The country’s sole buyer of gold, Fidelity Printers and Refiners (FPR) says authorities should introduce a tax moratorium on small scale miners to ramp up production as Zimbabwe eyes 100 tonnes of the yellow metal per annum by 2023.
The country’s gold production has gone down to 2015 levels due to unfriendly mining policies which promote rampant smuggling.
The country’s multi-billion dollar mining industry was characterised by high taxes, low retention levels and uncompetitive prices.
FPR acting general manager, Peter Magaramombe told Business Times that a resolution of current challenges will redirect the country towards the 100 tonnes a year target.
“There is a need to introduce tax exemptions for small scale miners in order to attract deliveries through the formal channels.
“There should be a tax moratorium – for a specific period to harness the gold that the small-scale miners are selling to alternative markets due to high taxes,” Magaramombe said.
In June this year, FPR introduced a 5% incentive to those who deliver 20 kilogrammes going upwards a month and pegged its buying price at par with the international gold price to lure miners to sell gold through the formal channels.
Small scale miners are the game changers and if they divert their gold to the alternative market the national gold output will suffer, experts say.

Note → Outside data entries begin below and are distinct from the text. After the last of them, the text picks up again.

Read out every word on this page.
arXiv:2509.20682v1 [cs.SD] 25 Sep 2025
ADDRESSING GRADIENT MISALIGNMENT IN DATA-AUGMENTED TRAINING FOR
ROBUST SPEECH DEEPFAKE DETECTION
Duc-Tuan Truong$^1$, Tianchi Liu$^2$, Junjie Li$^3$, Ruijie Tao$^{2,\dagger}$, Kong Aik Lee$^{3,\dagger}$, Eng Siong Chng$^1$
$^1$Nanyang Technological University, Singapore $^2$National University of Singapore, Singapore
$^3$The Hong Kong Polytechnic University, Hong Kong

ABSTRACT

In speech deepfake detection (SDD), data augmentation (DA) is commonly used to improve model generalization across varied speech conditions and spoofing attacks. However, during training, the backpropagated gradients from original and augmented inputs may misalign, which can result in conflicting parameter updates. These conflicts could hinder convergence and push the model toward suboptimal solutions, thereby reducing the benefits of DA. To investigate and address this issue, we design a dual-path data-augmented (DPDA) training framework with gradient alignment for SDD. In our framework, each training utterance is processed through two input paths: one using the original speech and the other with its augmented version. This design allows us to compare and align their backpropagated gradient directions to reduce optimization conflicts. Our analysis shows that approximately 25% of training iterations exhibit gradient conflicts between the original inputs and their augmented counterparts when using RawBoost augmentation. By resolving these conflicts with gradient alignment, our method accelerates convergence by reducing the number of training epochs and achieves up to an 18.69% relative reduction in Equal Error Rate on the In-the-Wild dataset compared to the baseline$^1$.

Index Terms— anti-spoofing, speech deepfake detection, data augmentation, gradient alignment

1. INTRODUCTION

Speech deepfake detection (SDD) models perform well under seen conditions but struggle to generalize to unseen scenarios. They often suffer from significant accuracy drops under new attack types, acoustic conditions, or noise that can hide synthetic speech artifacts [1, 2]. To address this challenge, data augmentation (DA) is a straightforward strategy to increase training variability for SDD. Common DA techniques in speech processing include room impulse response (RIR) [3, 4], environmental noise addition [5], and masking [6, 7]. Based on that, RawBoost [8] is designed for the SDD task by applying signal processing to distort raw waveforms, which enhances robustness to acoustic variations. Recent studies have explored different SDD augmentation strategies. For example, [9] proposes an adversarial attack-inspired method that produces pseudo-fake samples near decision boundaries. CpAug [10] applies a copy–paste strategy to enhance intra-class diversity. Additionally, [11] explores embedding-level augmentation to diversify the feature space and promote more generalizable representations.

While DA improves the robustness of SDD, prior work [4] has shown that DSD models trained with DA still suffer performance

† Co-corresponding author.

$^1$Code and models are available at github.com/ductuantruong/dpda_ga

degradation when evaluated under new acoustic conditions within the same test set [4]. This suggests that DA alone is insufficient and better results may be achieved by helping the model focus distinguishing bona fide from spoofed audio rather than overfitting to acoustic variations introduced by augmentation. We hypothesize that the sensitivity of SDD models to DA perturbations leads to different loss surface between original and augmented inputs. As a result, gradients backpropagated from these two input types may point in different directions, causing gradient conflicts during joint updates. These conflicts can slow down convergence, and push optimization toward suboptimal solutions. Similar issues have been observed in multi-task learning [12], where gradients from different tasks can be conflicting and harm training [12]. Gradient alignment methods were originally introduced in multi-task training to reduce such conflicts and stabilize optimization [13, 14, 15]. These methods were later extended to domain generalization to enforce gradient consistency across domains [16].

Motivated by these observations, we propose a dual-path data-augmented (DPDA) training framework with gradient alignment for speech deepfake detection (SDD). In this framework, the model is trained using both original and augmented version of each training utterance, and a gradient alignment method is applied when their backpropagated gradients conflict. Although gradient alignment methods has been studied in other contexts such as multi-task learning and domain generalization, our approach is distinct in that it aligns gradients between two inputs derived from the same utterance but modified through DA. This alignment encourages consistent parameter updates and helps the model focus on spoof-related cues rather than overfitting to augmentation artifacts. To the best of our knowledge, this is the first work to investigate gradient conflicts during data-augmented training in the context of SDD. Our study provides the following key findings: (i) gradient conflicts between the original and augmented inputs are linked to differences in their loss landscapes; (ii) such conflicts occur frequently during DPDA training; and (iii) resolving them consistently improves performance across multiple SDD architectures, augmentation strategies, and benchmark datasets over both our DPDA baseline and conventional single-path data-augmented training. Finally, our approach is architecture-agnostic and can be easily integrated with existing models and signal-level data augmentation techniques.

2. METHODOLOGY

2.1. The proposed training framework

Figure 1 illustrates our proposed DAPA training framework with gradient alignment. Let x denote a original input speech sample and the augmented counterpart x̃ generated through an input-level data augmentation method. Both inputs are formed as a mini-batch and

The authorities are giving the small scale miners preferential treatment to convince them to sell to
the official channel.
Last year, the country delivered just over 19 tonnes and the experts believe there is a big possibility that the country might have extracted over 50 tonnes with the bulk of the output being smuggled out of Zimbabwe.
It is understood that the country could be losing over 30 tonnes yearly which is valued at US$1.7bn due to smuggling and unfavourable mining policies.
Experts say Zimbabwe has to liberalise the gold sector to combat smuggling and compete at the highest level with foreign gold buyers.
“To reach 100 tonnes, we need to curtail leakages through providing incentives for gold deliveries, registering all gold processing plants in the country and providing a competitive price all the time,” Magaramombe said.
The country’s gold output plummeted 31% to record 19.052 tonnes last year from 27.66 tonnes recorded in 2019 as due to Covid-19 effects and low foreign currency retention levels.
Zimbabwe is offering the large scale miners 60% forex retention and small scale miners are getting
100% forex at international spot gold prices.
Yesterday’s gold price was over US$58,000 per kilogramme and FPR has moved to pay that amount
together with incentives to encourage miners.
“The true position is that the government of Zimbabwe through RBZ reviewed Fidelity’s buying price of gold from the artisanal miners, small scale miners and buyers and introduced a 5% incentive to those who deliver 20kg or more per month.
This has resulted in a positive response that is set to propel June deliveries to breach the two tonnes line for the first time since May 2020,” Magaramombe said.
He said there is need to improve gold production by resuscitating dormant mines and opening new mines as well as ramp-up production for existing gold mines to achieve 100 tonnes by 2023.
Experts said friendly policies will enable the mining sector to attract long term, “patient” investment which will help to reach the 100 tonne mark.
Gold Miners Association of Zimbabwe Irvine Chinyenze said the industry expects gold deliveries to improve as the authorities have removed most of the impediments that drove the small scale miners to sell to the alternative market.
“It is a timeous intervention, we hope things will stay like that for a while,” Chinyenze said.
Zimbabwe gold deliveries fell 17% to reach 1.668 tonnes during the month of May 2021 from 2.015 tonnes during the same period last year due to unfavourable policies and smuggling.
During the period under review, small scale miners delivered 0. 783 tonnes while primary producers delivered 0.884 tonnes to FPR.
Overall, gold deliveries for the first five months of the year fell 24% to reach 7.028 tonnes from 9.195 tonnes during the January to May period in 2019.